Otro trocito de novela.



Me acuerdo perfectamente de aquella tarde. Ella me quitó las llaves de la mano cuando me disponía a abrir el coche, y me apartó a un lado para poder abrir ella la puerta, diciendo:
                -¡Conduzco yo!
                -¡Es mi coche! –Aseguré yo sorprendido- No puedes pedirte conducir mi coche y esperar que te lo deje sin más.
                Me divertía. Hacía todo con una naturalidad y sin tan siquiera un ápice de vergüenza, que hacía que todo pareciese lo más normal del mundo. No podías ofenderte ante nada que ella pudiese hacer, porque en el fondo sabías que no lo hacía con malicia. Había algo en su comportamiento que te decía que lo hacía para divertirse, y que tú también te ibas a divertir.

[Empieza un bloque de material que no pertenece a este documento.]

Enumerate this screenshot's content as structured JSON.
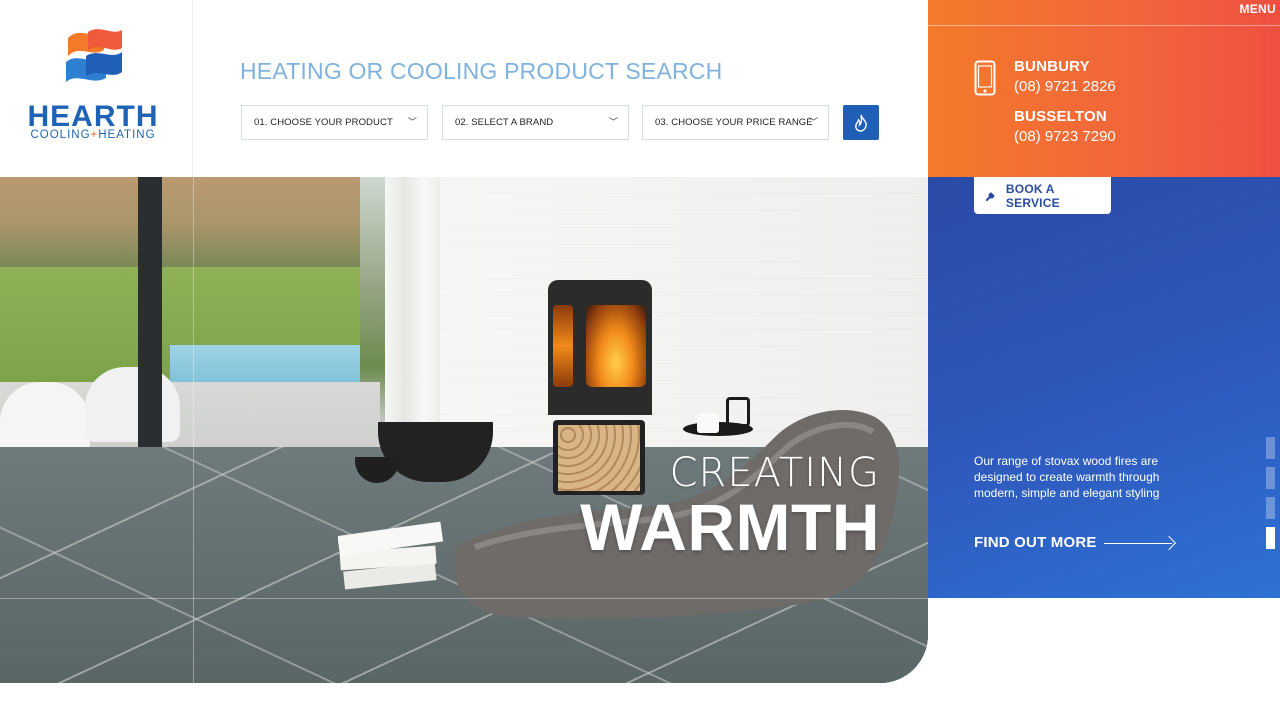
{
  "brand": {
    "name": "HEARTH",
    "tagline_a": "COOLING",
    "tagline_plus": "+",
    "tagline_b": "HEATING",
    "colors": {
      "blue": "#1e63b6",
      "orange": "#f26b2b"
    }
  },
  "search": {
    "title": "HEATING OR COOLING PRODUCT SEARCH",
    "product_select": "01. CHOOSE YOUR PRODUCT",
    "brand_select": "02. SELECT A BRAND",
    "price_select": "03. CHOOSE YOUR PRICE RANGE",
    "chevron_glyph": "⌄",
    "submit_icon": "flame-icon"
  },
  "contact": {
    "menu_label": "MENU",
    "locations": [
      {
        "city": "BUNBURY",
        "phone": "(08) 9721 2826"
      },
      {
        "city": "BUSSELTON",
        "phone": "(08) 9723 7290"
      }
    ],
    "icon": "mobile-phone-icon"
  },
  "hero": {
    "line1": "CREATING",
    "line2": "WARMTH",
    "book_label": "BOOK A SERVICE",
    "book_icon": "wrench-icon",
    "blurb": "Our range of stovax wood fires are designed to create warmth through modern, simple and elegant styling",
    "cta_label": "FIND OUT MORE",
    "slides": {
      "count": 4,
      "active_index": 3
    }
  }
}
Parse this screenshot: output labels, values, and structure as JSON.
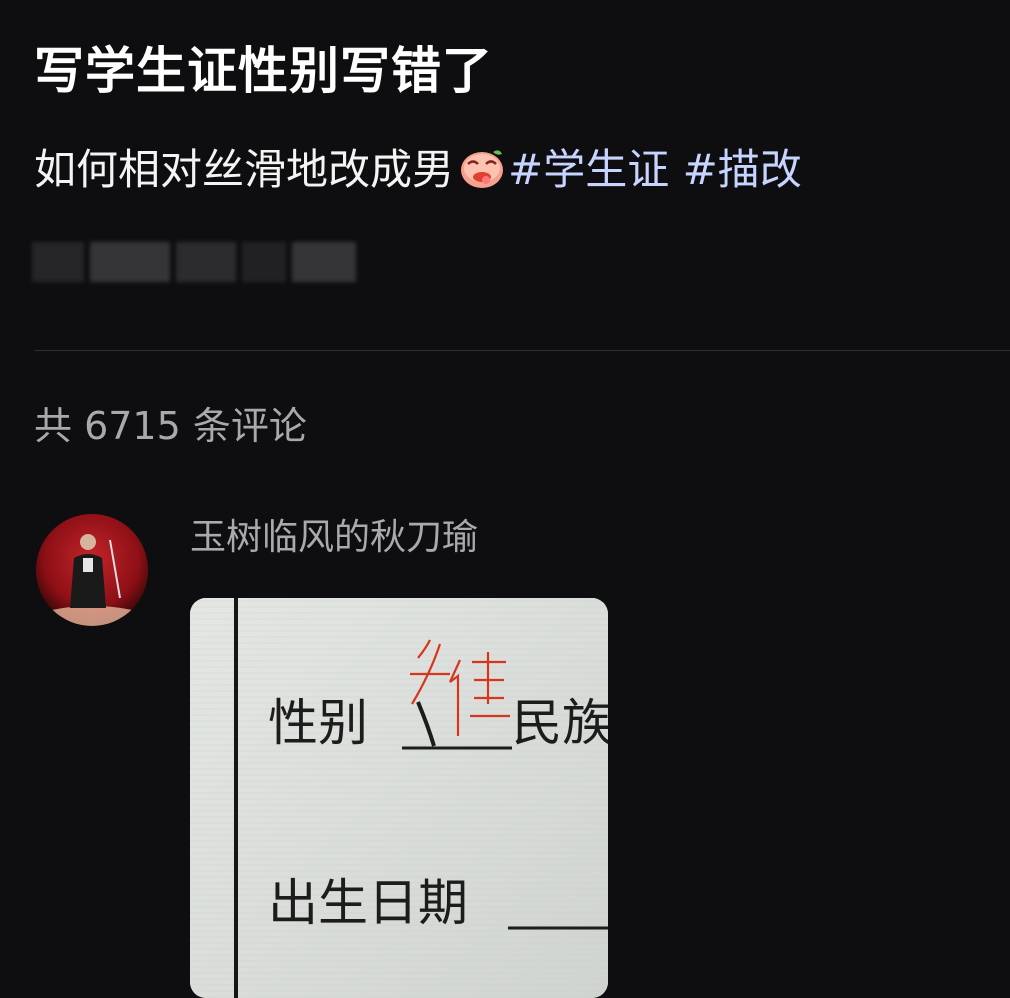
{
  "post": {
    "title": "写学生证性别写错了",
    "body_text": "如何相对丝滑地改成男",
    "emoji": "face-with-tongue-icon",
    "hashtags": [
      "#学生证",
      "#描改"
    ]
  },
  "comments": {
    "count_text": "共 6715 条评论",
    "items": [
      {
        "author": "玉树临风的秋刀瑜",
        "photo": {
          "field_gender": "性别",
          "field_ethnicity": "民族",
          "field_birthdate": "出生日期",
          "ink_color": "#d8351e"
        }
      }
    ]
  },
  "colors": {
    "background": "#0e0e10",
    "hashtag": "#c6d4ff",
    "muted_text": "#a8a8ad",
    "divider": "#2f2f33"
  }
}
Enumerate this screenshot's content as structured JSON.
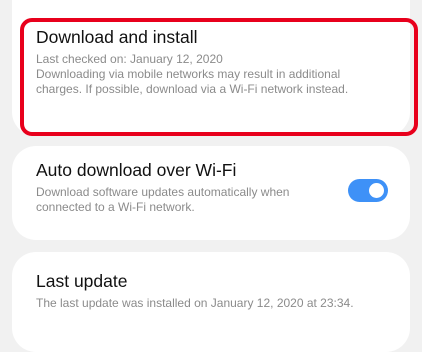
{
  "download_install": {
    "title": "Download and install",
    "last_checked": "Last checked on: January 12, 2020",
    "note": "Downloading via mobile networks may result in additional charges. If possible, download via a Wi-Fi network instead."
  },
  "auto_download": {
    "title": "Auto download over Wi-Fi",
    "description": "Download software updates automatically when connected to a Wi-Fi network.",
    "toggle_state": "on",
    "toggle_color": "#3e91f7"
  },
  "last_update": {
    "title": "Last update",
    "description": "The last update was installed on January 12, 2020 at 23:34."
  },
  "highlight_color": "#e8001c"
}
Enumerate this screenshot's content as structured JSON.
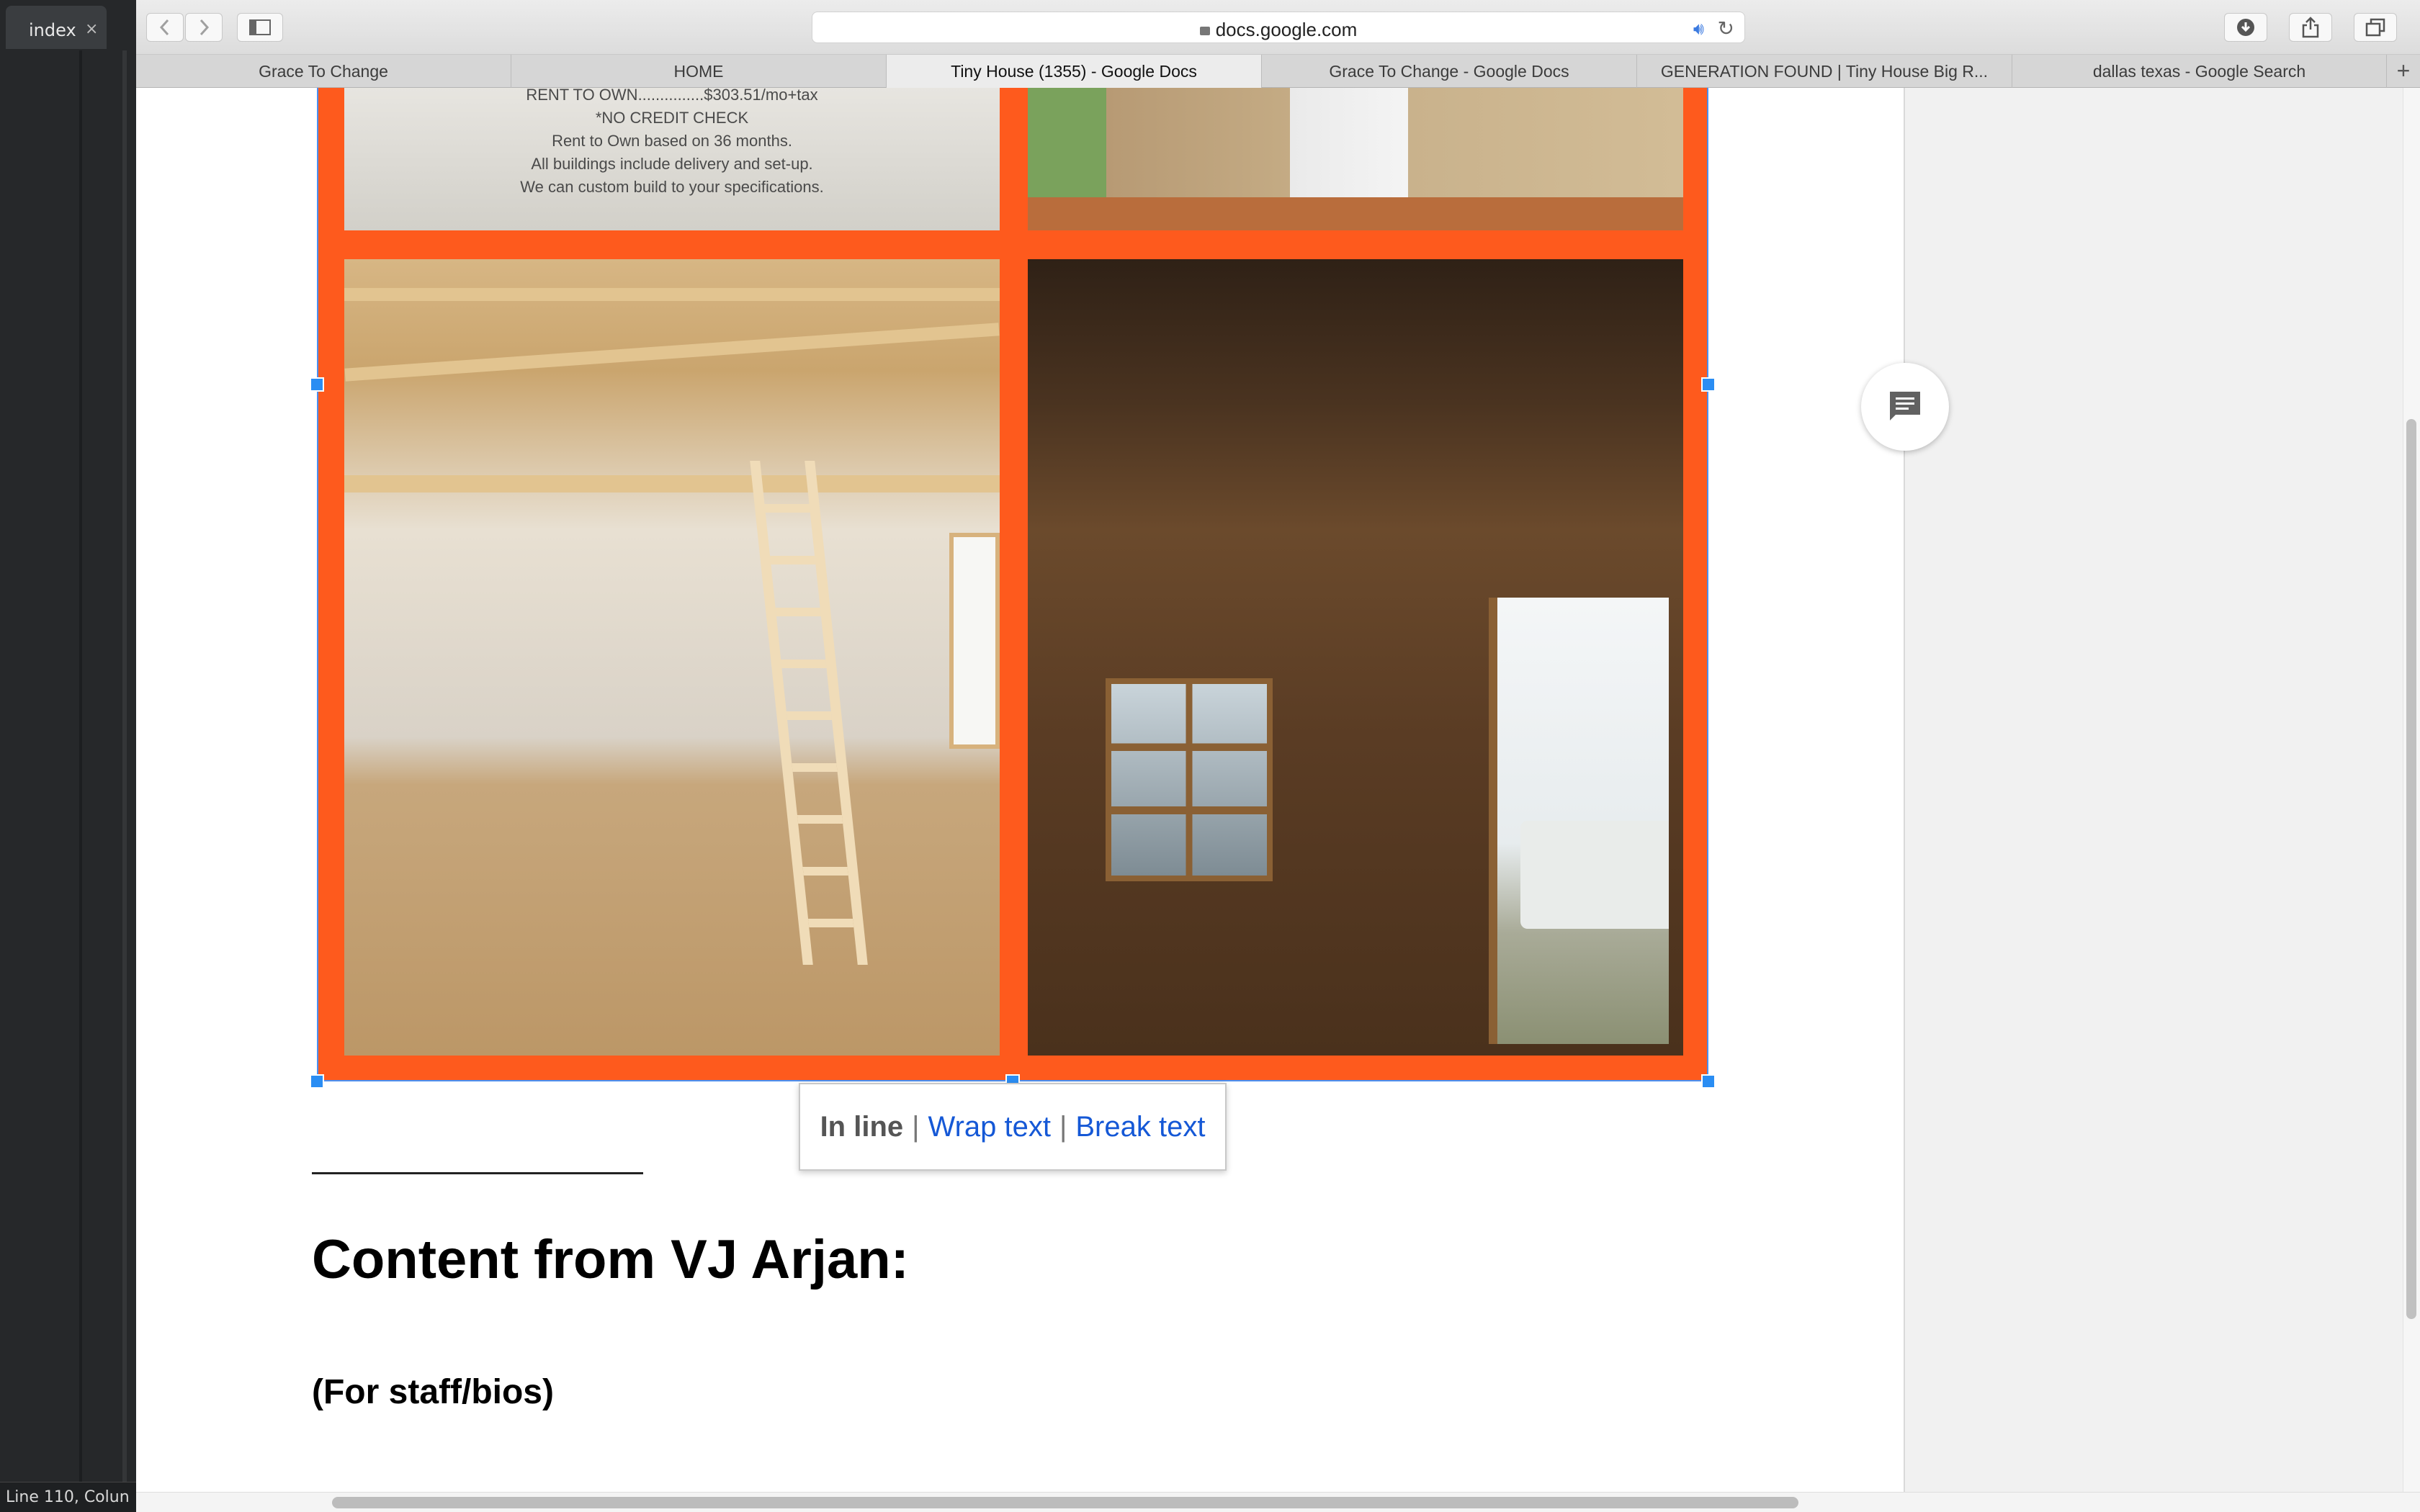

Era imposible negarle nada, porque era como negártelo a ti mismo.
                -Claro que puedo, ya lo he hecho –dijo con un aire burlón, cuando ya se estaba sentando en el asiento del conductor y poniéndose el cinturón.
                <<Bueno, por lo menos se pone el cinturón>> pensé yo, mientras me dirigía al otro lado del coche, al asiento del copiloto. En esos momentos ella estaba arrancando el coche, y por un momento dudé si pasar por delante, por si las moscas, y ella pareció darse cuenta, ya que cuando estaba justo en el medio, aceleró sin soltar el embrague y mi reacción –maldigo mi jodida reacción- no fue otra que apartarme de un salto hacia la acera, cayendo de bruces sobre el suelo mojado.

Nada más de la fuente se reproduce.